• Brittany Aldridge

Honey & Cumin Roasted Chicken Traybake

Updated: Aug 6, 2020

After seemingly never ending cold and rainy weather all weekend, this honey and cumin roasted chicken traybake was much needed. It’s moorish in its warming quality, spiced and sweetened liberally, and packed full of healthy veggies too. Read ahead for the recipe now!


  • 3 carrots, chopped

  • 1/2 butternut pumpkin, trimmed and chopped

  • 1/2 cauliflower, broken into florets

  • 4 small potatoes, chopped

  • 2 cloves garlic, finely diced

  • 1 tablespoon ground cumin

  • 3 tablespoons extra virgin olive oil

  • 3 tablespoons honey

  • 1 small bunch of thyme

  • 2 teaspoons salt

  • freshly cracked pepper, to taste

  • 5 skin-on chicken thighs


  • Preheat the oven to 200°C/180°C fan forced (400°F) and add all the veggies to a large tray. Pour over the olive oil and add the thyme, garlic, cumin, salt and pepper, then give everything a good mix with your hands.

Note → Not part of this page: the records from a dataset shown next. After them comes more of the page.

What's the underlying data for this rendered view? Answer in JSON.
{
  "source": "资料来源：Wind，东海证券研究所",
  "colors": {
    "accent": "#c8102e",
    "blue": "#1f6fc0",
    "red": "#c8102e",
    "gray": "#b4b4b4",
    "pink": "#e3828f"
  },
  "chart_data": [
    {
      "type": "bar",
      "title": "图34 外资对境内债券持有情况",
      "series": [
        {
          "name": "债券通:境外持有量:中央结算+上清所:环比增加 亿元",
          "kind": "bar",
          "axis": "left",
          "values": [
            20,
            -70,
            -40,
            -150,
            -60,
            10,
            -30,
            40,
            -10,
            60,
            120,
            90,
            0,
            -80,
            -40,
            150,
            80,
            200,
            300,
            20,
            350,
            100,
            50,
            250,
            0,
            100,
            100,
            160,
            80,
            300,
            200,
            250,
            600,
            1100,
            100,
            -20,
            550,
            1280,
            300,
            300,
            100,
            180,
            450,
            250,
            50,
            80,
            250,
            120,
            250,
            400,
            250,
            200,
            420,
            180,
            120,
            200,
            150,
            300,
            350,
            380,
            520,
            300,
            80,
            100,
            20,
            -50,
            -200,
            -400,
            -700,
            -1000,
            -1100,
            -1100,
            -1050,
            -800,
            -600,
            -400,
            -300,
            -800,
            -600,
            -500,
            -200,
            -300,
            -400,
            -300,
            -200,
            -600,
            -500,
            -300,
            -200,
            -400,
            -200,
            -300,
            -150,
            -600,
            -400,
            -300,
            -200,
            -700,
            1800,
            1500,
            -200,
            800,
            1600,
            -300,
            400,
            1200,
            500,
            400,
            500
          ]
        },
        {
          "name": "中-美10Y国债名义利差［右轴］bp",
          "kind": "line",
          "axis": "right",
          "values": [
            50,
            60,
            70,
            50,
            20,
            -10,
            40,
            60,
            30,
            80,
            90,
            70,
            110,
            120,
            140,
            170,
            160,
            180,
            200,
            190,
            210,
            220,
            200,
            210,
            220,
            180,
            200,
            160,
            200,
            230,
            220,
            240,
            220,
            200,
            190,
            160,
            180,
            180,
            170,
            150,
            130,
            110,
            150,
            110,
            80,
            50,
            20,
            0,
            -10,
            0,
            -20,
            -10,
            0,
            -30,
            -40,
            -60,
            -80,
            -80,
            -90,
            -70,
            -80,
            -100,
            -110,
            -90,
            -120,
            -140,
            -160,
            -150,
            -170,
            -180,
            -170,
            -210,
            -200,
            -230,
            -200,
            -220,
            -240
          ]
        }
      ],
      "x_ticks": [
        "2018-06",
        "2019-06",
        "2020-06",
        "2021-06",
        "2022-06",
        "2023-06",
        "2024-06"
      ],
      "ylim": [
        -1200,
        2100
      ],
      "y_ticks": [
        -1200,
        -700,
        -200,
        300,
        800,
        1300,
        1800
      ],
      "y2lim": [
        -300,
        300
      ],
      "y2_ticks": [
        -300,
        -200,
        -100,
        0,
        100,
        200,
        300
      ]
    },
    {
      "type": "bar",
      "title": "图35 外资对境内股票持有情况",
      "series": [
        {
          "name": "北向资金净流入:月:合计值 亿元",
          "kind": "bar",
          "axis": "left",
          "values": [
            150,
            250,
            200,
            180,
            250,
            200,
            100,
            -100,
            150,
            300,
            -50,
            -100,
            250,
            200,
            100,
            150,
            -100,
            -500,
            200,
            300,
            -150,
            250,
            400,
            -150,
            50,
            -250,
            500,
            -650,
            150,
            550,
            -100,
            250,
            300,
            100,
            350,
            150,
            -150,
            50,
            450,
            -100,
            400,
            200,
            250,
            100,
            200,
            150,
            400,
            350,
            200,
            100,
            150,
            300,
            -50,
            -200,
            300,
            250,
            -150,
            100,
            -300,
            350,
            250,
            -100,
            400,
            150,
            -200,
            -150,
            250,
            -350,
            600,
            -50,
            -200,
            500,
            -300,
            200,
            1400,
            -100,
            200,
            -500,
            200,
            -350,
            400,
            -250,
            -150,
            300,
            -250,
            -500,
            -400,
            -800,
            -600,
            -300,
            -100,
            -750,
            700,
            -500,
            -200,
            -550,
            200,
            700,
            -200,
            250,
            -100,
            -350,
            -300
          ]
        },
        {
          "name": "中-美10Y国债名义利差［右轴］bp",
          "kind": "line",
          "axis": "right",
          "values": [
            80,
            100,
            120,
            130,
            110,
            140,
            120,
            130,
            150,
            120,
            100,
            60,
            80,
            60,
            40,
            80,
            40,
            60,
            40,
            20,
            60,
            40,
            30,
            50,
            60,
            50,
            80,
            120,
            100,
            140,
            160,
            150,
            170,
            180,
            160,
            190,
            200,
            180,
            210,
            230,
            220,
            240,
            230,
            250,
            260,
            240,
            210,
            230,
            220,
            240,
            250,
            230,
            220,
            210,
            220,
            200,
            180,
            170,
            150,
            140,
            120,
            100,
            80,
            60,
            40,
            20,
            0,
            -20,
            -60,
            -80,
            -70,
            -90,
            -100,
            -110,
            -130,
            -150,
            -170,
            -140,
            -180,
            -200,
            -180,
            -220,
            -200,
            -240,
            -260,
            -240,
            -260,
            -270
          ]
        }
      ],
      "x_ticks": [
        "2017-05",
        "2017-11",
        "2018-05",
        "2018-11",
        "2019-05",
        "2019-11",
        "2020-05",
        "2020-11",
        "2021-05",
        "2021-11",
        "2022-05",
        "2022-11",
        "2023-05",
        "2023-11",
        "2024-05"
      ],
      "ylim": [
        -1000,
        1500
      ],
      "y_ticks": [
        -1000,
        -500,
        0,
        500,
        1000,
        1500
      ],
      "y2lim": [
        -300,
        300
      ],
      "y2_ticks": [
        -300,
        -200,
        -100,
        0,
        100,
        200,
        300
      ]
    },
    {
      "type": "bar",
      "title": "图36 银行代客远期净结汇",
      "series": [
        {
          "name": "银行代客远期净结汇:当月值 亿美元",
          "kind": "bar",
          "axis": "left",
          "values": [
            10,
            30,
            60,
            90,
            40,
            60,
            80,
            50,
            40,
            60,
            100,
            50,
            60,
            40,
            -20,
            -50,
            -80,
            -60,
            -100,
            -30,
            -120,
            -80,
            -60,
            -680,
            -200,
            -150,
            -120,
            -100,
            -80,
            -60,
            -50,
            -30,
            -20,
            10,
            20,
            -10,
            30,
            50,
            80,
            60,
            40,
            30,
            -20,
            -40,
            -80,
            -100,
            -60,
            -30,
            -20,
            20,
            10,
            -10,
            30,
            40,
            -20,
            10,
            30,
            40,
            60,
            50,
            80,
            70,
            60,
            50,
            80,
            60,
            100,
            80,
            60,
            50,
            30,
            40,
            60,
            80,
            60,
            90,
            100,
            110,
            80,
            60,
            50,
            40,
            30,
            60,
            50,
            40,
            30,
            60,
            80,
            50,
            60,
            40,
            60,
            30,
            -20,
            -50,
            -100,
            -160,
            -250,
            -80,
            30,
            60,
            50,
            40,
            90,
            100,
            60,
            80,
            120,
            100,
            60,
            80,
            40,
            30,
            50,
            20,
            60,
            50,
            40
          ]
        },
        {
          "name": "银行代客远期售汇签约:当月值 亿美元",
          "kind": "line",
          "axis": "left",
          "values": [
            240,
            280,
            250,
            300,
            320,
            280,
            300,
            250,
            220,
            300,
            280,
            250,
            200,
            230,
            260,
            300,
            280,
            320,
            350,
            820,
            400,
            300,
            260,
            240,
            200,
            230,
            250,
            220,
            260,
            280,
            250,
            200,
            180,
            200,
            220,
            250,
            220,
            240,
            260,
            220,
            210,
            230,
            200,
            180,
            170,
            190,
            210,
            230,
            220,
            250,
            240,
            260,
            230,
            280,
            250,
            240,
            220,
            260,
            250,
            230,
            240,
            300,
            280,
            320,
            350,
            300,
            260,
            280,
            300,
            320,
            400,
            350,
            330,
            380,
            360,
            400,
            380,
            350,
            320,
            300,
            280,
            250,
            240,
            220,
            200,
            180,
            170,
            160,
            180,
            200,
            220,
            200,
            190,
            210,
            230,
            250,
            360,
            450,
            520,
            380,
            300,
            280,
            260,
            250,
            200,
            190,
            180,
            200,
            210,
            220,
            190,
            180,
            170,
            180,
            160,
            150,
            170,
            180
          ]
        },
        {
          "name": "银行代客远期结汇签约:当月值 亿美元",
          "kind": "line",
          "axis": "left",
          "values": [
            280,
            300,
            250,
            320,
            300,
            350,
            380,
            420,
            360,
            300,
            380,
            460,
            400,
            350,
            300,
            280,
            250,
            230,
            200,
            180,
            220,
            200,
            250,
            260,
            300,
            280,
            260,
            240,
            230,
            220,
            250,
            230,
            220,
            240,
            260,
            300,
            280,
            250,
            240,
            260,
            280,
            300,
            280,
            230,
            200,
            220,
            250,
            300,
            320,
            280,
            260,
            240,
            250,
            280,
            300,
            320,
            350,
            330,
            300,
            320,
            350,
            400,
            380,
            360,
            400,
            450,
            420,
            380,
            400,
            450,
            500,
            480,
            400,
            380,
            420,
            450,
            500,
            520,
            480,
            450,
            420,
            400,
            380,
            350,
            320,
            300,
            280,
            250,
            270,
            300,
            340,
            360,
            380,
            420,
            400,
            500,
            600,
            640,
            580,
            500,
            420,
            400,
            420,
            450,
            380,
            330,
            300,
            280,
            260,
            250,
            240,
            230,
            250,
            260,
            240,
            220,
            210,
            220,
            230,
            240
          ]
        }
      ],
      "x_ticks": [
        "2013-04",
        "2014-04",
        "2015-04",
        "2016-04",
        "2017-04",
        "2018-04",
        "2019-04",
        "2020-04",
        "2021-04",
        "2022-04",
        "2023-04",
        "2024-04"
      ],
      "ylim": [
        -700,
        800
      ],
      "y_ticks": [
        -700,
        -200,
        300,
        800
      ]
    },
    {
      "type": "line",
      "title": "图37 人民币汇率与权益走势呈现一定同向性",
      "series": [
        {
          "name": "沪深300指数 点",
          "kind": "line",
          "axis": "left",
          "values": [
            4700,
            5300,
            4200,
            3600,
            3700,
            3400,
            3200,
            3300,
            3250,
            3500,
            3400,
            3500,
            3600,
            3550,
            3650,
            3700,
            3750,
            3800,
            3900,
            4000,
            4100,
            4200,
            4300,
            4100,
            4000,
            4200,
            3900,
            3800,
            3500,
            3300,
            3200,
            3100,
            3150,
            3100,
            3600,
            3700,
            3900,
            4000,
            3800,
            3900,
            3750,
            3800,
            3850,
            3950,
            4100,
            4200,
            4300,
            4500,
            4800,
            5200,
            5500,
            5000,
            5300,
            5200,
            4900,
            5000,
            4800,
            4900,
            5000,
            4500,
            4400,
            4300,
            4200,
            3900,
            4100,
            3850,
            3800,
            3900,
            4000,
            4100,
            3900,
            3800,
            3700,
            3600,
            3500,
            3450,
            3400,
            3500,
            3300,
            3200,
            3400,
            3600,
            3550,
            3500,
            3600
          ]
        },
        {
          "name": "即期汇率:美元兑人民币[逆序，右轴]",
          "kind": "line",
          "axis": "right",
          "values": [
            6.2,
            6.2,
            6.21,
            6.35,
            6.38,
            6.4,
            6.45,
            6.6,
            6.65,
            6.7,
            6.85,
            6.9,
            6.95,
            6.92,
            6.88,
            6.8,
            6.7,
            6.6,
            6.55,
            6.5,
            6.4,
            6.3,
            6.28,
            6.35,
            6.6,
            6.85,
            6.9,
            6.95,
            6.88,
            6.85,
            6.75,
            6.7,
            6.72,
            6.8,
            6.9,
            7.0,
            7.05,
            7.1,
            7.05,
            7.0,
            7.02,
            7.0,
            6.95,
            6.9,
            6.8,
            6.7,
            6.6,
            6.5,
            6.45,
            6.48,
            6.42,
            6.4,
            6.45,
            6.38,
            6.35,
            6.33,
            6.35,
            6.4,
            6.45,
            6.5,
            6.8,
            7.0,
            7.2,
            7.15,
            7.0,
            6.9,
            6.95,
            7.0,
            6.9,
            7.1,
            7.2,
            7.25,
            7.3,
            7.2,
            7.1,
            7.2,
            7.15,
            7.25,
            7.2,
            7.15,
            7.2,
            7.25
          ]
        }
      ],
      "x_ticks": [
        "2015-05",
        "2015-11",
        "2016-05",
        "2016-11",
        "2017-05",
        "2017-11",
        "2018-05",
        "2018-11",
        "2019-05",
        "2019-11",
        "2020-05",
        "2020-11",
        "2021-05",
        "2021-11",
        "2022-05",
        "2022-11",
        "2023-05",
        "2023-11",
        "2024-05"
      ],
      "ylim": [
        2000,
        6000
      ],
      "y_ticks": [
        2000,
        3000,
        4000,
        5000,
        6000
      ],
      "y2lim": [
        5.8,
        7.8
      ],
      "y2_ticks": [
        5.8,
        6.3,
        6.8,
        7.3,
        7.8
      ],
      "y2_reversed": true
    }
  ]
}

Lastly, add the chicken (skin side up) and lightly drizzle over some more olive oil plus the honey. Place in the oven and roast for at least 45 minutes to an hour (or until the chicken is cooked through, golden and crispy and the veggies are soft).

  • Remove tray from the oven. To serve, heap onto plates alongside a fresh salad. Please enjoy!